Roadmap
Our vision is for LLM Context Forge to become the standard, infrastructure-grade tool for completely deterministic context management regardless of the underlying LLM provider.
✅ Completed (v1.x)
- Exact Tokenization: Exact cl100k, o200k, huggingface tokenizers without heuristics.
- Intelligent Chunking: 5 robust strategies (sentence, paragraph, semantic, code, fixed).
- Priority Packing: The
ContextWindowalgorithm mimicking system-level queues. - Pre-flight Estimation: Cross-model cost calculators.
- Dual Language Parity: 100% equivalent behavior in Python and TypeScript.
🚧 In Progress (v1.5)
- Streaming Context Window: Ability to dynamically stream the packed items using async generators down to the client.
- Image Context Sizing: Adding exact token sizing for image inputs (e.g., resizing logic for GPT-4o vision tokens).

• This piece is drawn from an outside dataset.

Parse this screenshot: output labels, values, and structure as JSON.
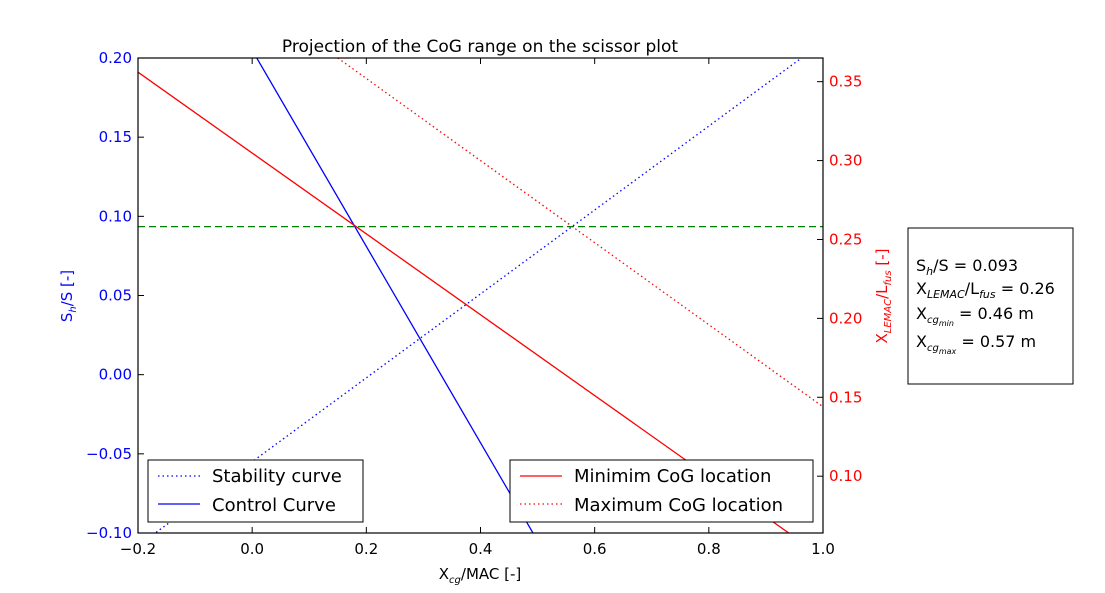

- Rust Core / FFI binding: Rewriting the heaviest math/chunking operations in Rust and linking to both Python and Node for ultimate speed.
📋 Planned (v2.0)
- Multi-Modal Native: Audio and Video token estimations natively within the context packings.
- KV-Cache State Tracking: Tracking what prompts have been sent to APIs supporting Context Caching (like Anthropic) to accurately predict cache-hit costs vs cache-miss costs.